Collect for the Feast of Saint John the Baptist

Picture his beard, saltgrass
          thick and mite
                    hearty, life’s buzz

finding home. A Baptist,
          John, sips
                   locust, wild honey—

homilist euphoria
          carries us
                   over sand dunes

and scrub. Stale
          bramble chin like
                   Dad’s, who

wondered of the prophet:
          is faith water
                   enough?

In the end, John
          would answer
                   from a platter.

Dad warned of bees in the garden.
Chased snakes and demons,
but bees filled him with fear.
An apiarist now, my keeping demands
a veiled grace, a canter
aligned with the hive.
Demands all that and a well-made bonnet.

Babies run the broodcomb, pollen sits on top.
Open cells mumble and the afternoon sun
is never enough, all the buckets yet
unturned. Fast as you work, it’s a pinch,
a life, a teaspoon twelfth: honey’s
sum. And when they sting, it’s suicide.
Grace backing into death.
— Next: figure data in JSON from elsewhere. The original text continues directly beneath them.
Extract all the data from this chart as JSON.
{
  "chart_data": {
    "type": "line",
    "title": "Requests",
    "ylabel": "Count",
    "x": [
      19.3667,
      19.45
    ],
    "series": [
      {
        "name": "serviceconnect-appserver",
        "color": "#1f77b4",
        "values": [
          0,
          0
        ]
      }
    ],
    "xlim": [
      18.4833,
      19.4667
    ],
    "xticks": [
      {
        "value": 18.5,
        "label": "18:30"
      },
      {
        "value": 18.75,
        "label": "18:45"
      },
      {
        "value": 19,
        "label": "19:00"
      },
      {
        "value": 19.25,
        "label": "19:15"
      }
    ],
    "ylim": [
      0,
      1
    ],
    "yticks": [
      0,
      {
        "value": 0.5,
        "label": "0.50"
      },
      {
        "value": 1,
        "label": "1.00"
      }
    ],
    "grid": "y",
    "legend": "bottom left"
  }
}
Sweetness,
I would give my gold teeth to go that way,
to lose myself in the bloom of a fight.

And I return to honeyed when I speak of Dad’s hair.
          Creased pages on his face, the fresh passages to learn.

He had an aunt, or great aunt, or some woman they knew well,
          so they called her aunt anyway. Aunt Anyway,

she died. Lip stung by a bee. Oh, the sting of your own end
         approaching,
          of grace landing on your smile.

This Sunday, Dad wanders,
pitching through his sermon,
lost among liturgy, lost
longer than before.
His eyes settle on the pulse
of stained glass, on something
buzz-buzzing around the apse.
Camel-kissed beard line,
quickly pressed cassock,
he returns, at last, to honey
discovered in the carcass of a lion.